Lors d’une transaction immobilière, qui paye quoi ?



Pour éviter les surprises de dernière minute et des malentendus, voici un aperçu des différentes répartitions des frais et factures entre l’acquéreur et le vendeur lors de transactions immobilières.


Ce que doit payer le vendeur

- Pour pouvoir mettre en vente son bien, le vendeur doit faire réaliser des diagnostics qui sont aujourd’hui obligatoires. Le coût pourra varier selon la superficie du bien ainsi que son état. Voici la liste des diagnostics obligatoires :
• Présence ou absence de mérules (pas de durée de validité),
• Présence ou absence de termites (valide 6 mois),
• Diagnostic d’amiante (valide 3 ans),
• Risque d’exposition au plomb (validité permanente sauf si présence de plomb : 1 an),
• État d’installation intérieure de gaz, si il y en a (validité 3 ans),
• État d’installation électrique (validité 3ans),
• État des risques naturels, miniers ou technologiques (validité 3 ans),
• La mesure « loi Carrez » (validité illimitée),
• Le diagnostic des performances énergétiques (validité 10 ans).


- Si le bien est grevé d’une inscription hypothécaire en cours de validité, il devra payer les frais de mainlevée ainsi que le remboursement du créancier.

- Si le bien vendu est un lot de copropriété, le vendeur devra payer au syndic certaines charges :
• les honoraires de mutation liés aux documents, que le syndic a transmis au notaire,
• les charges de copropriété qu’il n’aurait pas réglées.
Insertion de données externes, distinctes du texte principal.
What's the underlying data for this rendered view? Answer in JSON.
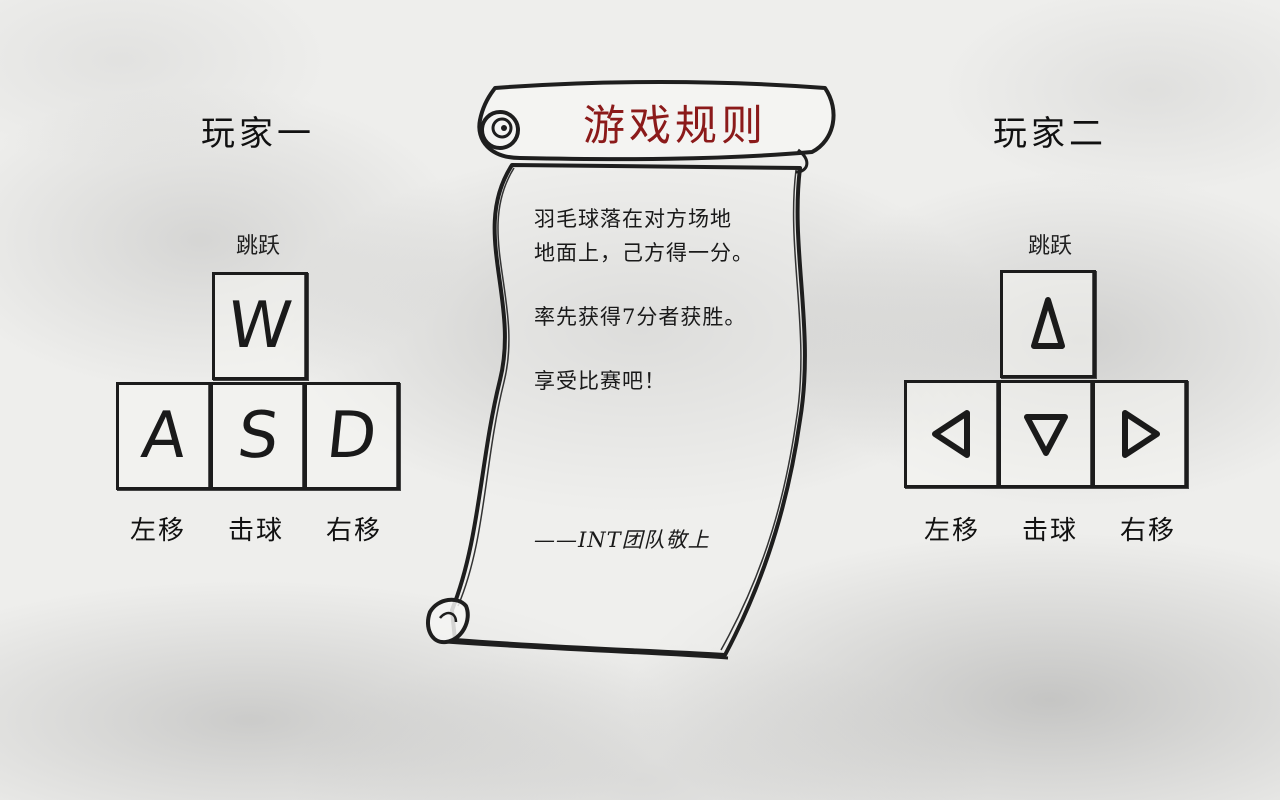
{
  "player_one": {
    "title": "玩家一",
    "jump_label": "跳跃",
    "keys": {
      "up": "W",
      "left": "A",
      "down": "S",
      "right": "D"
    },
    "actions": {
      "left": "左移",
      "hit": "击球",
      "right": "右移"
    }
  },
  "player_two": {
    "title": "玩家二",
    "jump_label": "跳跃",
    "keys": {
      "up": "up-arrow-icon",
      "left": "left-arrow-icon",
      "down": "down-arrow-icon",
      "right": "right-arrow-icon"
    },
    "actions": {
      "left": "左移",
      "hit": "击球",
      "right": "右移"
    }
  },
  "rules": {
    "title": "游戏规则",
    "line1": "羽毛球落在对方场地",
    "line2": "地面上，己方得一分。",
    "line3": "率先获得7分者获胜。",
    "line4": "享受比赛吧！",
    "signature": "——INT团队敬上"
  },
  "colors": {
    "title_red": "#8b1a1a",
    "ink": "#1a1a1a"
  }
}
- Si la vente est réalisée avec le concours d'un professionnel de l'immobilier, ses honoraires seront en principe à la charge du vendeur.
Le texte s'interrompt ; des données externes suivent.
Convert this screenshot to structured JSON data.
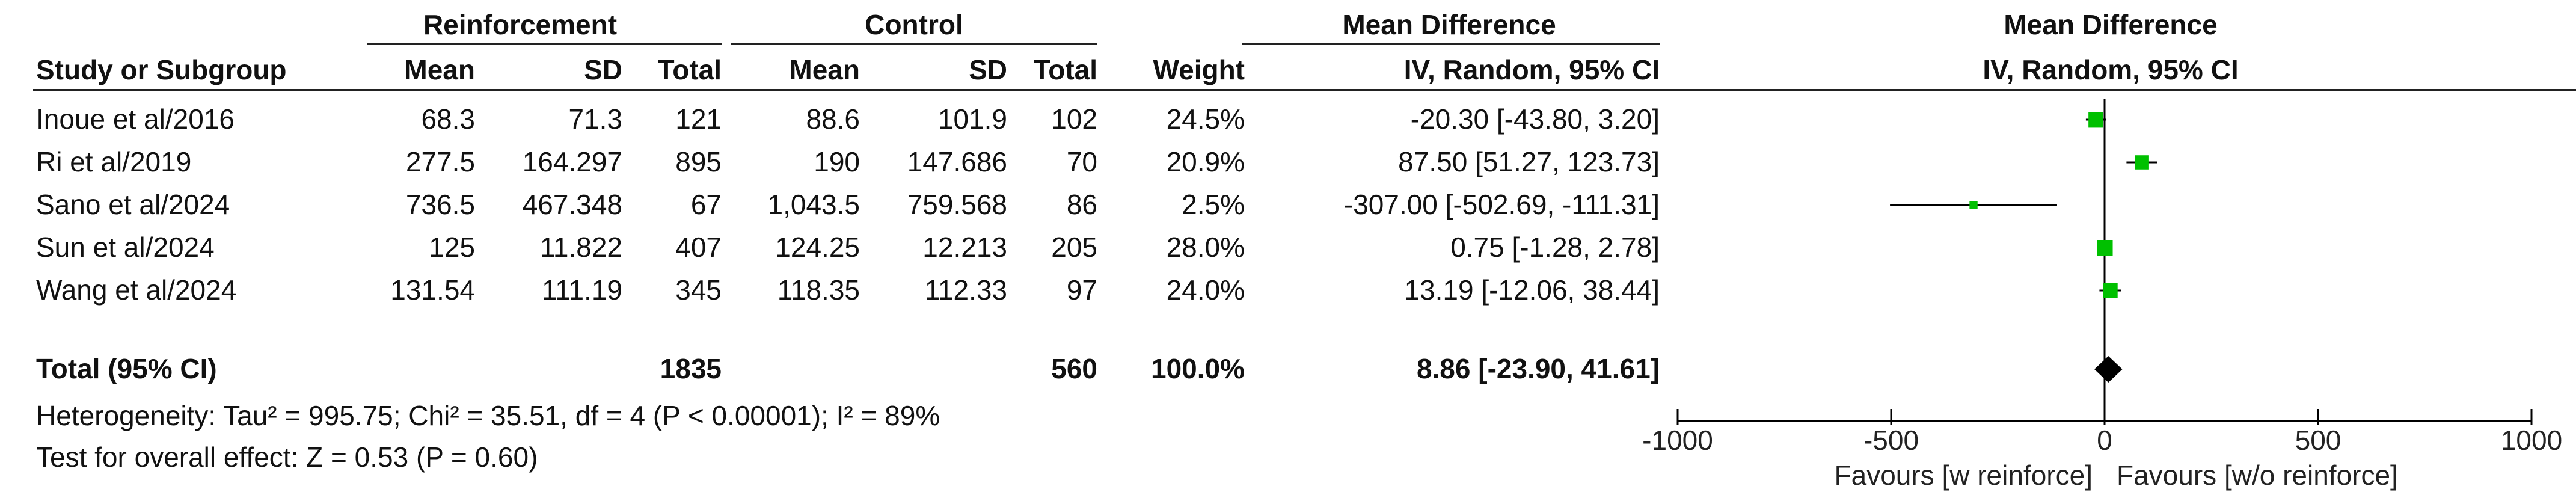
{
  "table": {
    "group_headers": {
      "reinforcement": "Reinforcement",
      "control": "Control",
      "mean_difference": "Mean Difference",
      "plot_mean_difference": "Mean Difference"
    },
    "columns": {
      "study": "Study or Subgroup",
      "r_mean": "Mean",
      "r_sd": "SD",
      "r_total": "Total",
      "c_mean": "Mean",
      "c_sd": "SD",
      "c_total": "Total",
      "weight": "Weight",
      "md_method": "IV, Random, 95% CI",
      "plot_method": "IV, Random, 95% CI"
    },
    "rows": [
      {
        "study": "Inoue et al/2016",
        "r_mean": "68.3",
        "r_sd": "71.3",
        "r_total": "121",
        "c_mean": "88.6",
        "c_sd": "101.9",
        "c_total": "102",
        "weight": "24.5%",
        "md": "-20.30 [-43.80, 3.20]"
      },
      {
        "study": "Ri et al/2019",
        "r_mean": "277.5",
        "r_sd": "164.297",
        "r_total": "895",
        "c_mean": "190",
        "c_sd": "147.686",
        "c_total": "70",
        "weight": "20.9%",
        "md": "87.50 [51.27, 123.73]"
      },
      {
        "study": "Sano et al/2024",
        "r_mean": "736.5",
        "r_sd": "467.348",
        "r_total": "67",
        "c_mean": "1,043.5",
        "c_sd": "759.568",
        "c_total": "86",
        "weight": "2.5%",
        "md": "-307.00 [-502.69, -111.31]"
      },
      {
        "study": "Sun et al/2024",
        "r_mean": "125",
        "r_sd": "11.822",
        "r_total": "407",
        "c_mean": "124.25",
        "c_sd": "12.213",
        "c_total": "205",
        "weight": "28.0%",
        "md": "0.75 [-1.28, 2.78]"
      },
      {
        "study": "Wang et al/2024",
        "r_mean": "131.54",
        "r_sd": "111.19",
        "r_total": "345",
        "c_mean": "118.35",
        "c_sd": "112.33",
        "c_total": "97",
        "weight": "24.0%",
        "md": "13.19 [-12.06, 38.44]"
      }
    ],
    "total": {
      "label": "Total (95% CI)",
      "r_total": "1835",
      "c_total": "560",
      "weight": "100.0%",
      "md": "8.86 [-23.90, 41.61]"
    },
    "heterogeneity": "Heterogeneity: Tau² = 995.75; Chi² = 35.51, df = 4 (P < 0.00001); I² = 89%",
    "overall_effect": "Test for overall effect: Z = 0.53 (P = 0.60)"
  },
  "chart_data": {
    "type": "scatter",
    "subtype": "forest",
    "title": "Mean Difference",
    "subtitle": "IV, Random, 95% CI",
    "xlim": [
      -1000,
      1000
    ],
    "xticks": [
      -1000,
      -500,
      0,
      500,
      1000
    ],
    "xtick_labels": [
      "-1000",
      "-500",
      "0",
      "500",
      "1000"
    ],
    "favours_left": "Favours [w reinforce]",
    "favours_right": "Favours [w/o reinforce]",
    "studies": [
      {
        "label": "Inoue et al/2016",
        "md": -20.3,
        "lo": -43.8,
        "hi": 3.2,
        "weight": 24.5
      },
      {
        "label": "Ri et al/2019",
        "md": 87.5,
        "lo": 51.27,
        "hi": 123.73,
        "weight": 20.9
      },
      {
        "label": "Sano et al/2024",
        "md": -307.0,
        "lo": -502.69,
        "hi": -111.31,
        "weight": 2.5
      },
      {
        "label": "Sun et al/2024",
        "md": 0.75,
        "lo": -1.28,
        "hi": 2.78,
        "weight": 28.0
      },
      {
        "label": "Wang et al/2024",
        "md": 13.19,
        "lo": -12.06,
        "hi": 38.44,
        "weight": 24.0
      }
    ],
    "pooled": {
      "md": 8.86,
      "lo": -23.9,
      "hi": 41.61
    },
    "colors": {
      "marker": "#00c000",
      "line": "#000000",
      "diamond": "#000000"
    }
  }
}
Ce que doit payer l’acheteur

- Les frais d’acte couramment appelé les « frais de notaire » qui sont composés :
• des droits d’enregistrement,
• des frais de publication au fichier immobilier,
• des frais engagés par les notaires,
• de la rémunération de l’office national,
• des honoraires de négociation si il y en a.
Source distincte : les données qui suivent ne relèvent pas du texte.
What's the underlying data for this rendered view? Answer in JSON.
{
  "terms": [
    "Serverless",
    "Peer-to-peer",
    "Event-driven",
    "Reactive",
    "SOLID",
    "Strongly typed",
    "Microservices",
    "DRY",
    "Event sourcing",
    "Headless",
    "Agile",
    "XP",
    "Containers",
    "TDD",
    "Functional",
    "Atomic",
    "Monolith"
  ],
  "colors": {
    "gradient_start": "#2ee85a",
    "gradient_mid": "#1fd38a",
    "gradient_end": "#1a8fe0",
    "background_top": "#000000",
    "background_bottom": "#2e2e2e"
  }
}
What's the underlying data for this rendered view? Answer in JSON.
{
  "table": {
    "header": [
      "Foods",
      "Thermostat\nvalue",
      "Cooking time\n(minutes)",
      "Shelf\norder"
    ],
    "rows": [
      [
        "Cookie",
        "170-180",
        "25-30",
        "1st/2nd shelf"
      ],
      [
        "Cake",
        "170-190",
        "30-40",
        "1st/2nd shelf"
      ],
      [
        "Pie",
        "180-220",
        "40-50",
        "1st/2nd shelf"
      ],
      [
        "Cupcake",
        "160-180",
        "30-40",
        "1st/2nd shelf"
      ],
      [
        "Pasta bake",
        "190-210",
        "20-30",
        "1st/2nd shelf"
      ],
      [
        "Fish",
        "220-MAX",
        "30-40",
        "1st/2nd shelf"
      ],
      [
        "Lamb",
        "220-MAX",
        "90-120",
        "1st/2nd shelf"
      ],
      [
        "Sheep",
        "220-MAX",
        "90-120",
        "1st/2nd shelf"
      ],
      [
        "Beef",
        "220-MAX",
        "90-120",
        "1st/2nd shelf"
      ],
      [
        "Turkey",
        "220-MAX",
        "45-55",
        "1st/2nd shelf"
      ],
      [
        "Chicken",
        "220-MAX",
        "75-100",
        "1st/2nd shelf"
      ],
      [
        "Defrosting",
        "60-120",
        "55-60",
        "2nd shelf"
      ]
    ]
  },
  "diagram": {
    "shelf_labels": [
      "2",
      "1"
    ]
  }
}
Les remboursements entre vendeur et acquéreur

Le plus souvent, à la signature de l’acte, le notaire établit un compte de remboursement entre les parties.
Notamment le remboursement par l’acquéreur au vendeur du prorata de taxe foncière qui est calculé pour l’année en cours à compter de la date de signature définitive.
Si le bien vendu est un lot de copropriété, il faudra que le vendeur paye au prorata les charges de copropriété à compter de la date de signature.
Enfin, le vendeur devra rembourser l’acquéreur du prorata pour le mois en cours du dépôt de garantie versé par le locataire, si le bien est vendu loué.